Ahmed Shah Masud, que también hizo la guerra sin amarla y amó la paz más que la guerra —y eso suele olvidarse—, prefería cultivar su jardín de Jangalak más que recorrer los campos de batalla y el barro de las trincheras. Por eso, sé que habría apreciado —estoy convencido de ello—, que se le dedicara este callejón en particular: ¿no está, al mismo tiempo, cerca y extrañamente lejos del hermoso bullicio de la urbe? ¿Acaso no es este caminito de tierra un lugar idóneo para un paseo entre amigos, flanqueado por árboles centenarios y con un césped casi natural? ¿Acaso no es esta la imagen misma de lo que conmovía el alma de este caballero kesseliano, según los que lo conocieron y que han venido, en gran número, para celebrar este momento de recogimiento y homenaje?
Además, su viaje a Francia, hace exactamente veinte años, fue un gran momento (gracias a la señora Nicole Fontaine pudo dirigirse al Parlamento Europeo), pero también una cita que nunca tuvo lugar (a pesar de los esfuerzos de sus amigos y un embrollo del que nunca supe toda la verdad, no consiguió ver, por desgracia, a Jacques Chirac). Por eso sé que se habría sentido orgulloso de la acogida que se le ha dado a su hijo, al que tanto quería.

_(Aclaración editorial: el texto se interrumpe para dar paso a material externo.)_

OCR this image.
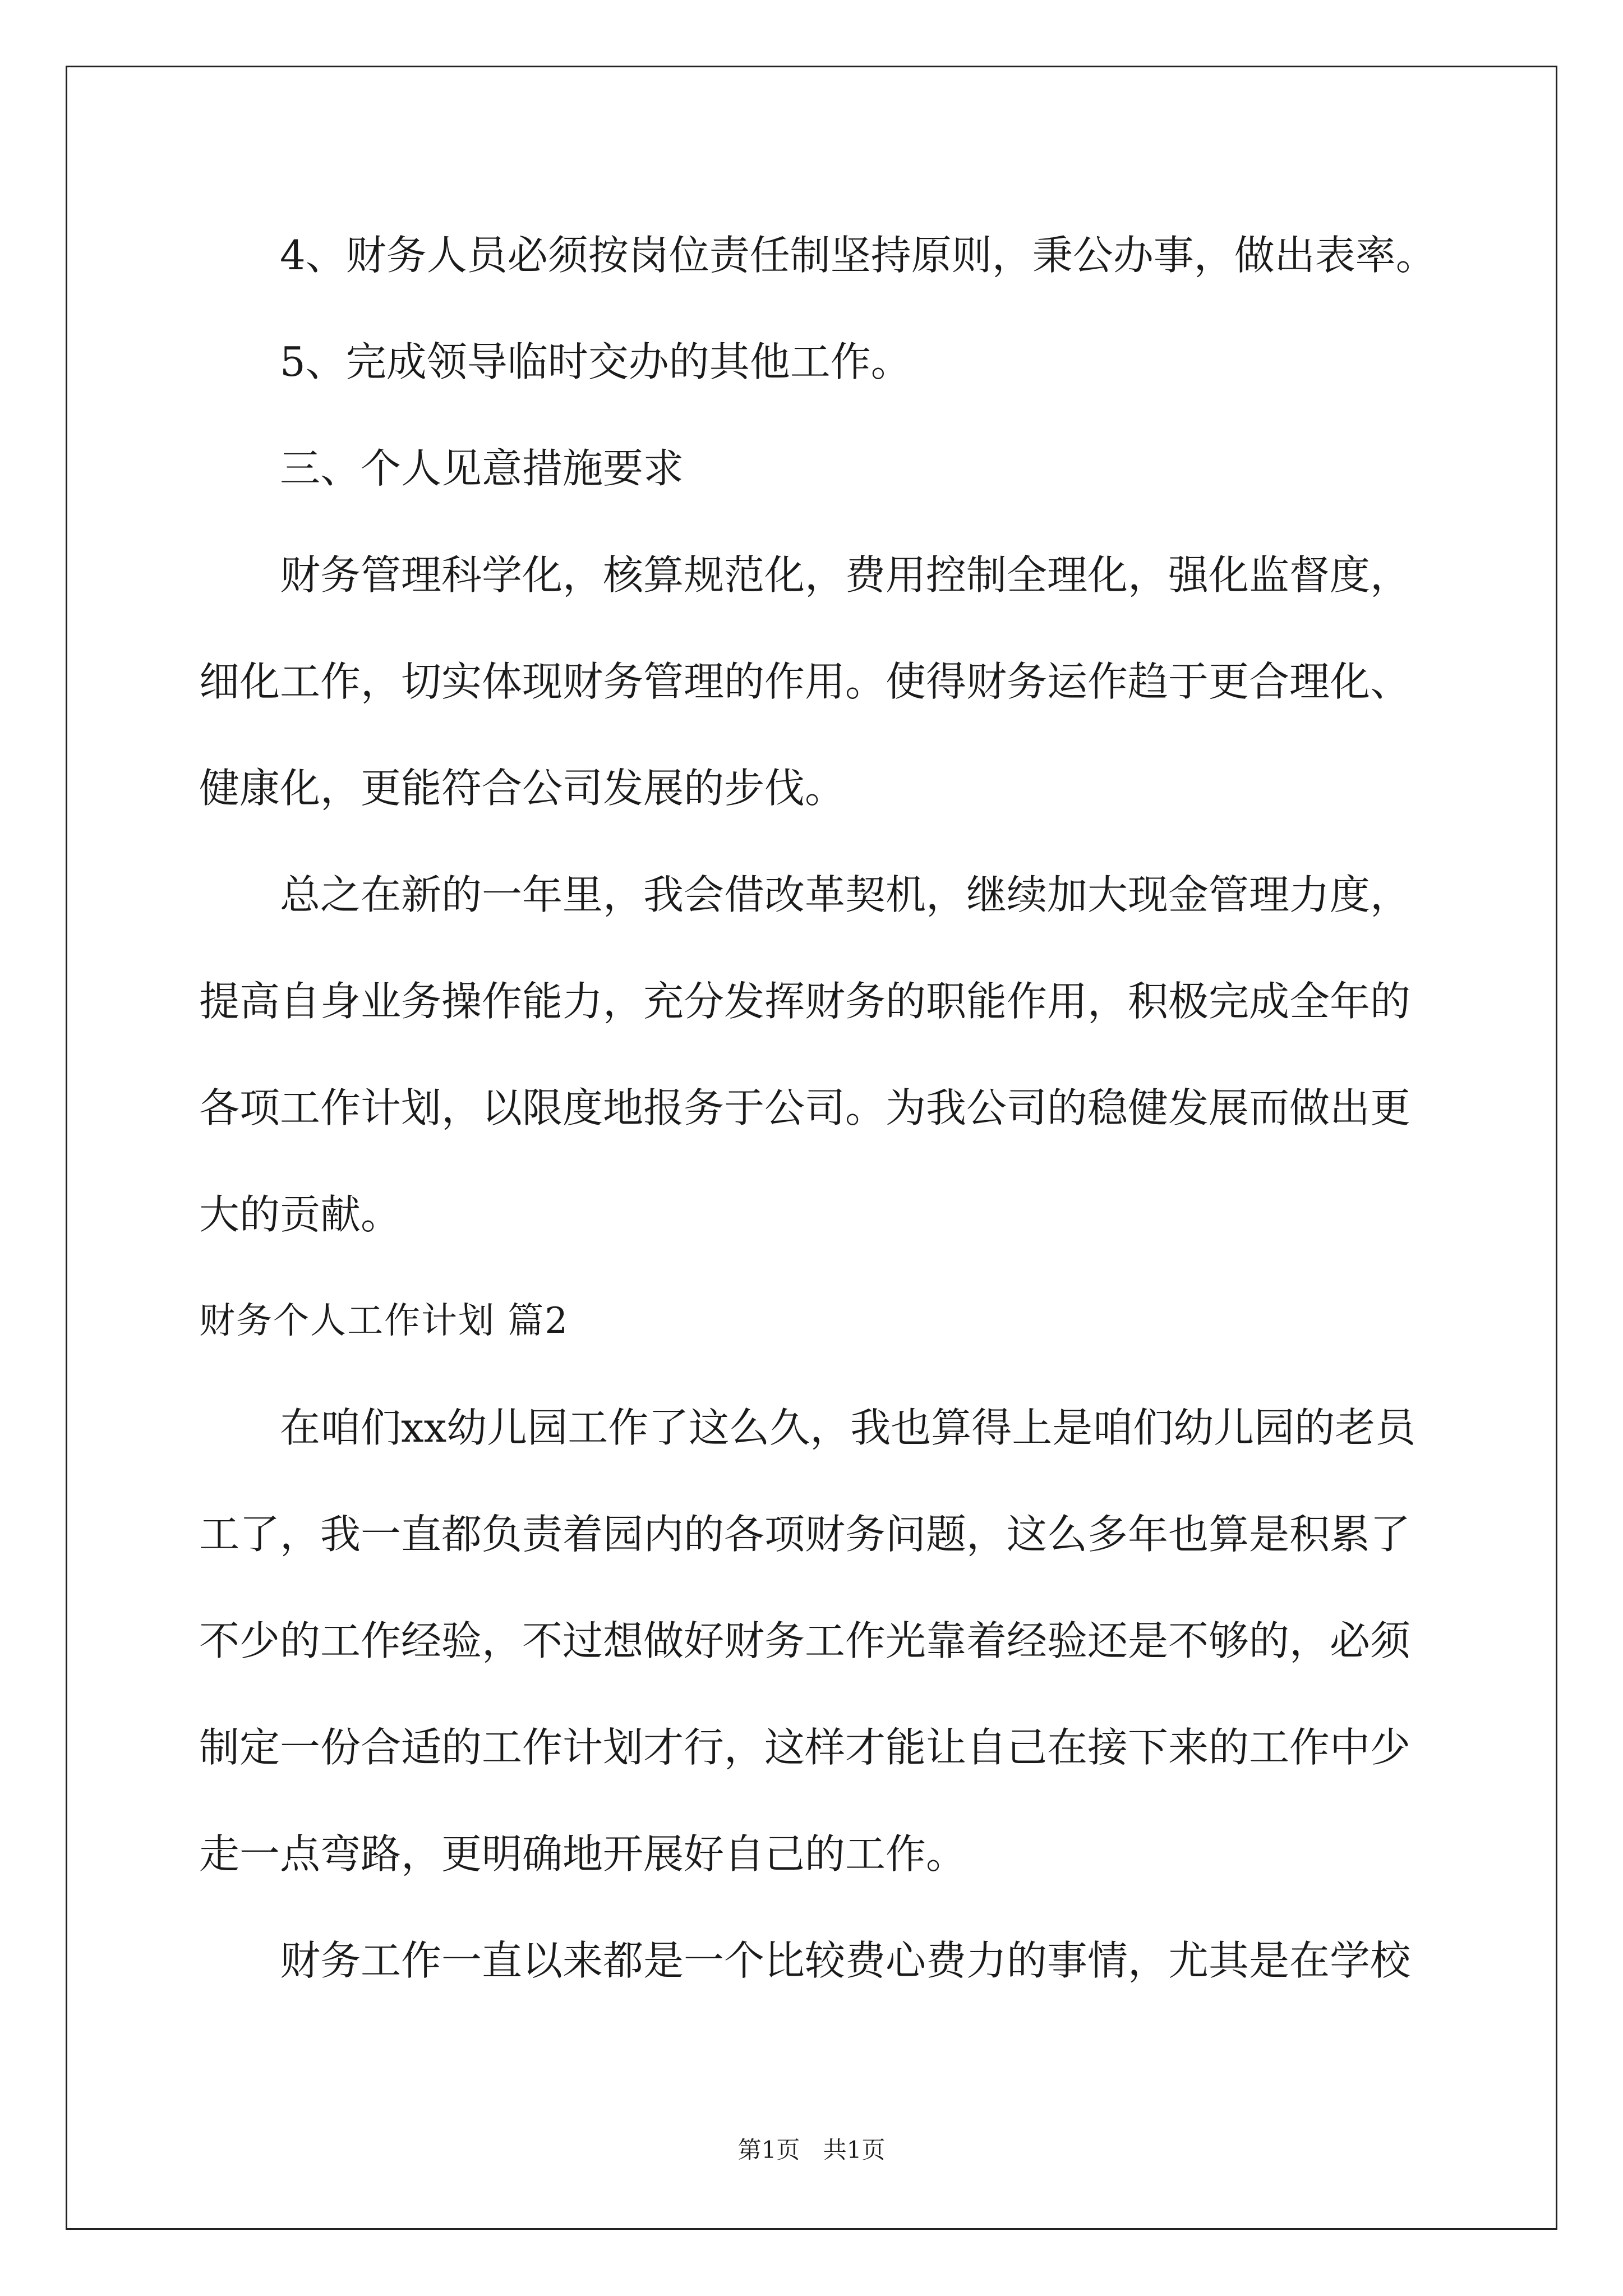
4、财务人员必须按岗位责任制坚持原则，秉公办事，做出表率。

5、完成领导临时交办的其他工作。

三、个人见意措施要求

财务管理科学化，核算规范化，费用控制全理化，强化监督度，

细化工作，切实体现财务管理的作用。使得财务运作趋于更合理化、

健康化，更能符合公司发展的步伐。

总之在新的一年里，我会借改革契机，继续加大现金管理力度，

提高自身业务操作能力，充分发挥财务的职能作用，积极完成全年的

各项工作计划，以限度地报务于公司。为我公司的稳健发展而做出更

大的贡献。

财务个人工作计划 篇2

在咱们xx幼儿园工作了这么久，我也算得上是咱们幼儿园的老员

工了，我一直都负责着园内的各项财务问题，这么多年也算是积累了

不少的工作经验，不过想做好财务工作光靠着经验还是不够的，必须

制定一份合适的工作计划才行，这样才能让自己在接下来的工作中少

走一点弯路，更明确地开展好自己的工作。

财务工作一直以来都是一个比较费心费力的事情，尤其是在学校

第1页 共1页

Una generosa bienvenida por parte de la alcaldesa, lo vuelvo a decir.
Una calurosa acogida por parte del pueblo de París, que, a pesar de la crisis sanitaria, no dudó en ir a escuchar y a saludar al joven León del Panshir.
Y, unas horas más tarde, lo recibió el presidente de la República, Emmanuel Macron, a quien le pareció reconocer en él a un muchacho lleno de valentía.
El tiempo no recobrado, sino reparado.
La gran historia de París, a veces, hace bien las cosas.